Mutual spatio-temporal collapse of femtosecond pulses

Summary form only given. The nonlinear optical process of self-focusing is a result of the intensity-dependent refractive index. If the power of the beam is sufficiently large, the lensing effect induced on the beam due to its radial intensity profile dominates diffraction, and the beam undergoes collapse, which is a practice is eventually halted by higher-order nonlinear processes such as plasma formation. When ultrashort-pulsed lasers are used instead of continuous-wave lasers, temporal effects such as dispersion, self-steepening, and space-time focusing must be accounted for in the high-intensity regime of the collapsing beam. The consequence of these processes under conditions in which the pulse undergoes spatio-temporal collapse is the occurrence of extreme spectral broadening known as super-continuum generation (SCG).
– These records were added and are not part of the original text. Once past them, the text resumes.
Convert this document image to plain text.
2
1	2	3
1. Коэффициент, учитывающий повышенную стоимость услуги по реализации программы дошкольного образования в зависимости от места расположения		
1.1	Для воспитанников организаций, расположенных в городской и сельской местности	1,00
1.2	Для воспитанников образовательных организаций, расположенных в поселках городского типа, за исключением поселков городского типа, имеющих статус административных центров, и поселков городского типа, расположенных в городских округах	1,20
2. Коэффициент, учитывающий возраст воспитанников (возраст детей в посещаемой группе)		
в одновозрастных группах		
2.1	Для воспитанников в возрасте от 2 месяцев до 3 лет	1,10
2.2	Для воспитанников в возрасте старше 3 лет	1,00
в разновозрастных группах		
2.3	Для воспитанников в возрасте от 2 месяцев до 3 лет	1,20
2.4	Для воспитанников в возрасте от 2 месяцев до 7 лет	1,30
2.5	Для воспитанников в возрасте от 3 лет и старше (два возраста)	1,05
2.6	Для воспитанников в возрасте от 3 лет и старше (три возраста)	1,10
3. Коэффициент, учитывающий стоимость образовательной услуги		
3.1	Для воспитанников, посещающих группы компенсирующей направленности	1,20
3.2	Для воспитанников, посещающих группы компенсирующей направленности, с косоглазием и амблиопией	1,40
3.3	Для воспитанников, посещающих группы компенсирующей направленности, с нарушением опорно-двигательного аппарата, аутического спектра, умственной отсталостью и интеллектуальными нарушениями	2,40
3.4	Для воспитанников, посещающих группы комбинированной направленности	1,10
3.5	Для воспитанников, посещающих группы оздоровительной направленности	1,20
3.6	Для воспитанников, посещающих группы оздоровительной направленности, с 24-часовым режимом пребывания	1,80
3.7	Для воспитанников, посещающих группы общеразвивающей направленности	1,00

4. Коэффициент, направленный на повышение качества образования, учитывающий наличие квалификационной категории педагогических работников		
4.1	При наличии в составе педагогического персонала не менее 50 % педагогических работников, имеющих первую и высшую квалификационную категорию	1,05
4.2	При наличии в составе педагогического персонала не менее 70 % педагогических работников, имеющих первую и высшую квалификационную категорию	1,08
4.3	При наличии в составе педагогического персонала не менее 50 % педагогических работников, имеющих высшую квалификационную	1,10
We present results that demonstrate that two beams can interact and induce mutual spatio-temporal collapse even though neither beam will undergo collapse by itself. In addition, the beams become radially symmetric which we believe is evidence of the onset of the formation of Townes spatial solitons as the pulses undergo strong self-focusing. In the case in which the two beams overlap temporally, we see that the beam diameters are smaller due to mutual self-focusing and that the two beams attract each other. At this point, we also observe the occurrence of SCG in both beams indicating the mutually-induced collapse of each pulse.